One of the points it makes was that the highly unequal distribution of wealth made the problems of the depression much worse. The rich having much more ability to stop spending than the poor as the essentials of human survival make up a much smaller proportion of their income. The Metro today has a nice little table of top earners, the most poverty stricken has an income of £2,600,000 up a mere 31.2% on the previous year. David Harding of William Hill saw his salary increase by 615.9% to £3,400,000. It would be nice to think this was the result of improvements in the businesses they run but these massive increases go on year after year regardless of the economic situation.

There are people around today who argued that the minimum wage was going to be a disaster and cost 250,000 jobs.

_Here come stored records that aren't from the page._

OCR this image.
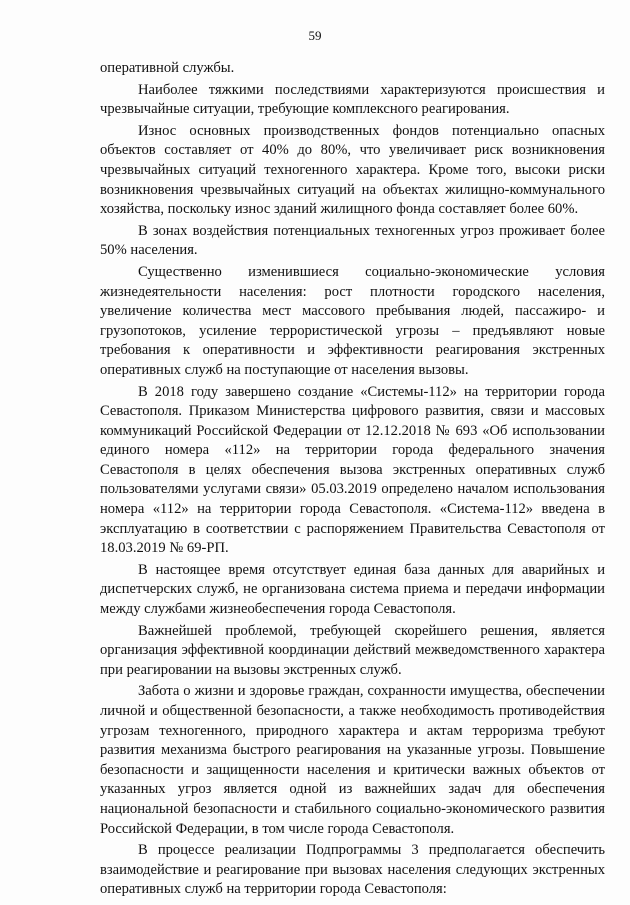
59

оперативной службы.

Наиболее тяжкими последствиями характеризуются происшествия и чрезвычайные ситуации, требующие комплексного реагирования.

Износ основных производственных фондов потенциально опасных объектов составляет от 40% до 80%, что увеличивает риск возникновения чрезвычайных ситуаций техногенного характера. Кроме того, высоки риски возникновения чрезвычайных ситуаций на объектах жилищно-коммунального хозяйства, поскольку износ зданий жилищного фонда составляет более 60%.

В зонах воздействия потенциальных техногенных угроз проживает более 50% населения.

Существенно изменившиеся социально-экономические условия жизнедеятельности населения: рост плотности городского населения, увеличение количества мест массового пребывания людей, пассажиро- и грузопотоков, усиление террористической угрозы – предъявляют новые требования к оперативности и эффективности реагирования экстренных оперативных служб на поступающие от населения вызовы.

В 2018 году завершено создание «Системы-112» на территории города Севастополя. Приказом Министерства цифрового развития, связи и массовых коммуникаций Российской Федерации от 12.12.2018 № 693 «Об использовании единого номера «112» на территории города федерального значения Севастополя в целях обеспечения вызова экстренных оперативных служб пользователями услугами связи» 05.03.2019 определено началом использования номера «112» на территории города Севастополя. «Система-112» введена в эксплуатацию в соответствии с распоряжением Правительства Севастополя от 18.03.2019 № 69-РП.

В настоящее время отсутствует единая база данных для аварийных и диспетчерских служб, не организована система приема и передачи информации между службами жизнеобеспечения города Севастополя.

Важнейшей проблемой, требующей скорейшего решения, является организация эффективной координации действий межведомственного характера при реагировании на вызовы экстренных служб.

Забота о жизни и здоровье граждан, сохранности имущества, обеспечении личной и общественной безопасности, а также необходимость противодействия угрозам техногенного, природного характера и актам терроризма требуют развития механизма быстрого реагирования на указанные угрозы. Повышение безопасности и защищенности населения и критически важных объектов от указанных угроз является одной из важнейших задач для обеспечения национальной безопасности и стабильного социально-экономического развития Российской Федерации, в том числе города Севастополя.

В процессе реализации Подпрограммы 3 предполагается обеспечить взаимодействие и реагирование при вызовах населения следующих экстренных оперативных служб на территории города Севастополя:
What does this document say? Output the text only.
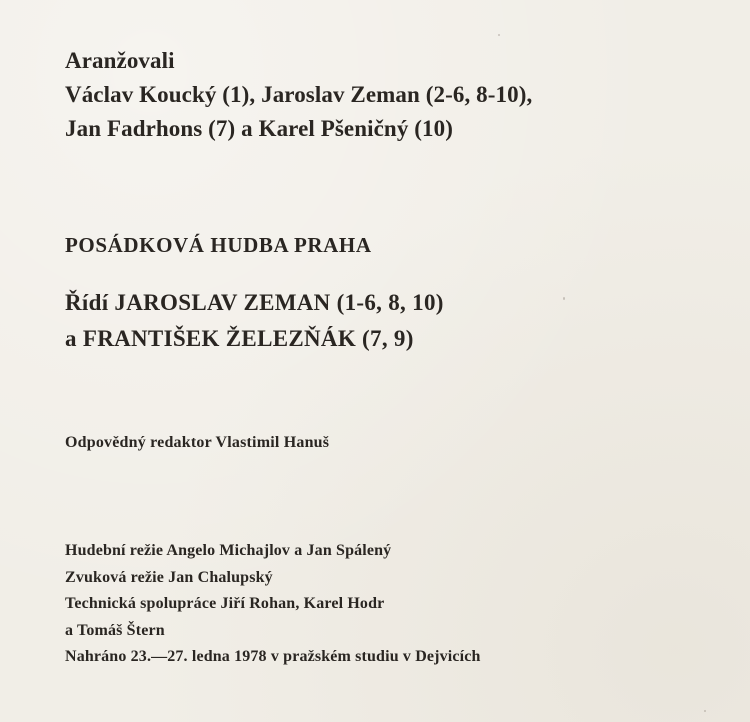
Aranžovali
Václav Koucký (1), Jaroslav Zeman (2-6, 8-10),
Jan Fadrhons (7) a Karel Pšeničný (10)
POSÁDKOVÁ HUDBA PRAHA
Řídí JAROSLAV ZEMAN (1-6, 8, 10)
a FRANTIŠEK ŽELEZŇÁK (7, 9)
Odpovědný redaktor Vlastimil Hanuš
Hudební režie Angelo Michajlov a Jan Spálený
Zvuková režie Jan Chalupský
Technická spolupráce Jiří Rohan, Karel Hodr
a Tomáš Štern
Nahráno 23.—27. ledna 1978 v pražském studiu v Dejvicích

Clearly they are embarrasingly wrong. But I suspect these are the same kind of people that argue boardroom pay is fine at whatever hugly extravagent level it is set. Personally I wonder at the vision of society these people have. The CEO in the office, taking home that day more than the office cleaner will do in the entire year. Doesn't seem right to me.

Friday, August 01, 2003

Hubble bubble

Perhaps I watched to much startrek as a kid but I am a big supporter of space exploration so I was saddened to read this story from the bbc. Hubble is to be shut down a year before the new James Webb telescope is to launch in 2011

Two facts are clear in my mind. Hubble could continue to be a useful tool until 2020 when irreplaceable parts such as the mirrors could be expected to degrade and it's said to give Nasa 33% of its results for less than 2% of its budget. Surely it is not beyond the ability of human kind to keep two space telescopes in orbit.
Up the Gilligan path

Oh dear it looks like its going to end in tears as the sexing up argument rumbles on. Gilligan really put his foot in it when he gave his evidence in private session to the foreign affairs select committee

"He said simply his source had alleged that Mr Campbell was responsible for transforming the dossier, and it was fair to draw the inference that Mr Campbell had been responsible for inserting the 45-minute claim."

"Following further cross-examination, Mr Gilligan said: "We may draw the inference and indeed the committee may reasonably draw the inference, and everyone else has reasonably drawn the inference, that the decision to include the 45-minute claim was a decision made by Mr Campbell. That was the allegation of the source."

That wasn't what he said in the first paragraph. If any elected politician had said such things they would be rightly pilloried as as an equivocating, mealy mouthed lying bastard who was trying to mislead the public and quite rightly hung out to dry. Obviously standards have been slipping in the fourth estate of late.